Clive Davis won five Grammy Awards over the course of his career, along with the Grammy Trustees Award in 2000 and the President’s Merit Award at the 2009 Grammys. He was inducted into the Rock and Roll Hall of Fame in 2000 in the non-performer category and received the Golden Plate Award of the American Academy of Achievement the same year. In 2011, the 200-seat theater at the Grammy Museum was named the Clive Davis Theater in his honor. In 2015, he was recognized by Equality Forum as one of the 31 Icons of LGBT History Month, and in 2018, he was honored at The New Jewish Home’s Eight Over Eighty Gala.

Award Wins Year
Grammy Awards 5 Career total
Rock and Roll Hall of Fame (Non-Performer) 1 2000
Grammy Trustees Award 1 2000
Grammy President’s Merit Award 1 2009
Golden Plate Award (American Academy of Achievement) 1 2000

Clive Davis Family

Clive Davis was married to Helen Cohen from 1956 to 1965, and the couple had two children, Fred (born 1960) and Lauren (born 1962). He was then married to Janet Adelberg from 1965 to 1985, with whom he had two more children, Mitchell (born 1970) and Doug (born 1974). His son Doug Davis became a music executive and Grammy Award-winning record producer, continuing the family connection to the recording industry.

Personal Life

Both of Davis’s marriages ended in divorce, and he had four children and eight grandchildren. In 2013, at the age of 80, Davis publicly came out as bisexual in his autobiography The Soundtrack of My Life, telling host Katie Couric on the daytime talk show Katie that he hoped his revelation would lead to greater understanding of bisexuality.
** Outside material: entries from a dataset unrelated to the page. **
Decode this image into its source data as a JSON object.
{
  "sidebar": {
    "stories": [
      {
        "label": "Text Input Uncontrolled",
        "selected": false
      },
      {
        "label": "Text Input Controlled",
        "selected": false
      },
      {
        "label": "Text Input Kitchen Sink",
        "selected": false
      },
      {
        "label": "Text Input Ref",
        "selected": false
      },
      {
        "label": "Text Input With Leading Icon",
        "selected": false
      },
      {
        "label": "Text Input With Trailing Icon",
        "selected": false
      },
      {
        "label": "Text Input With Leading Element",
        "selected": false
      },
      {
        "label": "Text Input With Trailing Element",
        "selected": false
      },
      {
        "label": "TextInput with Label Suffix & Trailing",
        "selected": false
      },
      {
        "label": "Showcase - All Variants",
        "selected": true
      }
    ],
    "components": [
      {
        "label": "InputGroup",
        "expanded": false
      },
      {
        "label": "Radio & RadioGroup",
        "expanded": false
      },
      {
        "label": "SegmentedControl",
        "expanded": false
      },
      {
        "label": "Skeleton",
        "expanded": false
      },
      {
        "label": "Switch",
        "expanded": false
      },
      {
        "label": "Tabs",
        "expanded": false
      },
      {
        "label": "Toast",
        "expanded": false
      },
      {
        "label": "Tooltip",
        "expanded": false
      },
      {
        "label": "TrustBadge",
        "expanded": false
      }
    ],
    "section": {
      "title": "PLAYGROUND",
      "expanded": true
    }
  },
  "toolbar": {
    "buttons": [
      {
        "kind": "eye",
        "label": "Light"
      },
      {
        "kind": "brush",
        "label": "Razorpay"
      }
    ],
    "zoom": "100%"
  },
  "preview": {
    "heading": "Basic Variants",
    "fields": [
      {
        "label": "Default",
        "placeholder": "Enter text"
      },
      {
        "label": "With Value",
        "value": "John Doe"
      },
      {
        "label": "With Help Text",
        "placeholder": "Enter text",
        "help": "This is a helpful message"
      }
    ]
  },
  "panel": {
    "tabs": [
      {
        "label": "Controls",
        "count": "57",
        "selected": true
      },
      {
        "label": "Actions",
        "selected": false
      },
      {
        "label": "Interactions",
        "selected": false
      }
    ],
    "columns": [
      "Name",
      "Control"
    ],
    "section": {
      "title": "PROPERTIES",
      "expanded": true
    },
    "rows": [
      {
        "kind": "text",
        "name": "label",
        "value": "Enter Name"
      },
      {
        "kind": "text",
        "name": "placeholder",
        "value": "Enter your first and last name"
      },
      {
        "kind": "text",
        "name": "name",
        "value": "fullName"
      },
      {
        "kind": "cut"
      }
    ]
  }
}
The autobiography was the basis for the two-hour documentary Clive Davis: The Soundtrack of Our Lives. Davis was portrayed by Stanley Tucci in the 2022 Sony Pictures biopic Whitney Houston: I Wanna Dance with Somebody, on which he also served as a producer. He died at his home in Manhattan on June 22, 2026, at the age of 94, following a brief hospitalization for respiratory problems.